There is one special case: Linq2NH, IIRC, is smart enough to turn an IList.Contains() expression into an IN clause. The list must be defined within the lambda (like new[]{"1","2"}.Contains(m.ID)).

KeithS
Very good answer, just one correction - the way you phrased it in 3.x that it goes via HQL, it sounds like you're saying the LINQ query gets get turned into an HQL string first.What happens is the expression tree gets parsed back into the same AST's that the HQL ANTLR parser targets. This is much more efficient than targeting a string ;)http://blogs.imeta.co.uk/sstrong/archive/2009/02/22/617.aspx
Kevin McKelvin
+3  A: 

The blog post from Ayende is from May this year. A lot of things changed. The NHiberante. Linq 1.0 linq provider is depricated since about a year because of the new linq provider in the NHibernate Trunk. The new linq provider is not completely finished yet, but already very complete and usable for much more than the old linq provider. Things that do not work with the new linq provider are considered bugs and will be solved some day when reported.

You can use skip and take with the old and new linq provider. The current list of known issues can be found on NHiberante Jira. Other issues are unknown and all other features are already supported.

Paco
+4  A: 
Rafael Belliard
Good answer +vote! Note that the NHibernate trunk is stable for all features implemented in the previous release. The issues are some old issues and issues in new features. The linq provider in the trunk is more stable than the other one.

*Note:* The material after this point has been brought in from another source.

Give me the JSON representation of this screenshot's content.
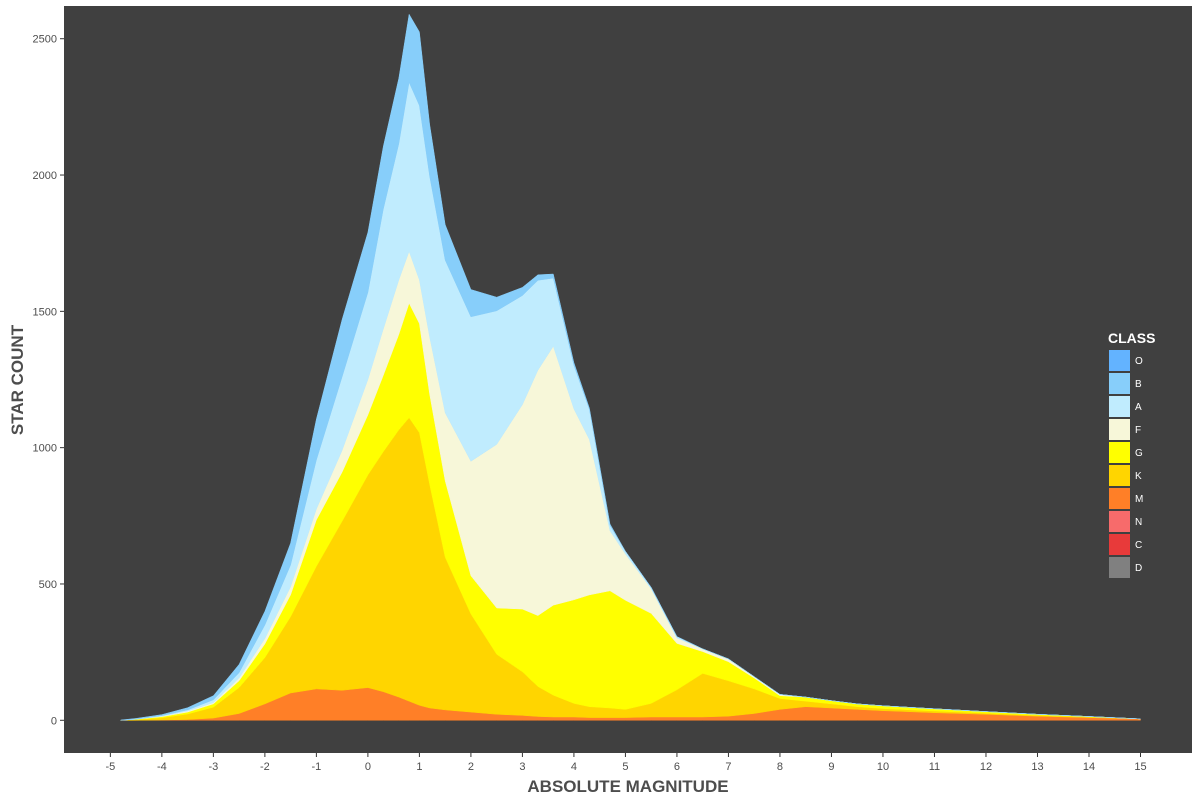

A lot of people use the trunk in already running major applications.
Paco
The stable version seems to support all the aggregates. For example I use MAX and it translates all the way through to the DB and gets executed there. Note that there is a little bug with string comparisons if you are using VB.NET. I found that out the hard way. Just use myStr.Equals("foo") rather than mystr = "foo" and it works just fine. Not an issue if using C#.
Bytemaster
@Paco: good to know. I'll try moving one of my apps to NH trunk and see how it works out (in a testing environment, of course).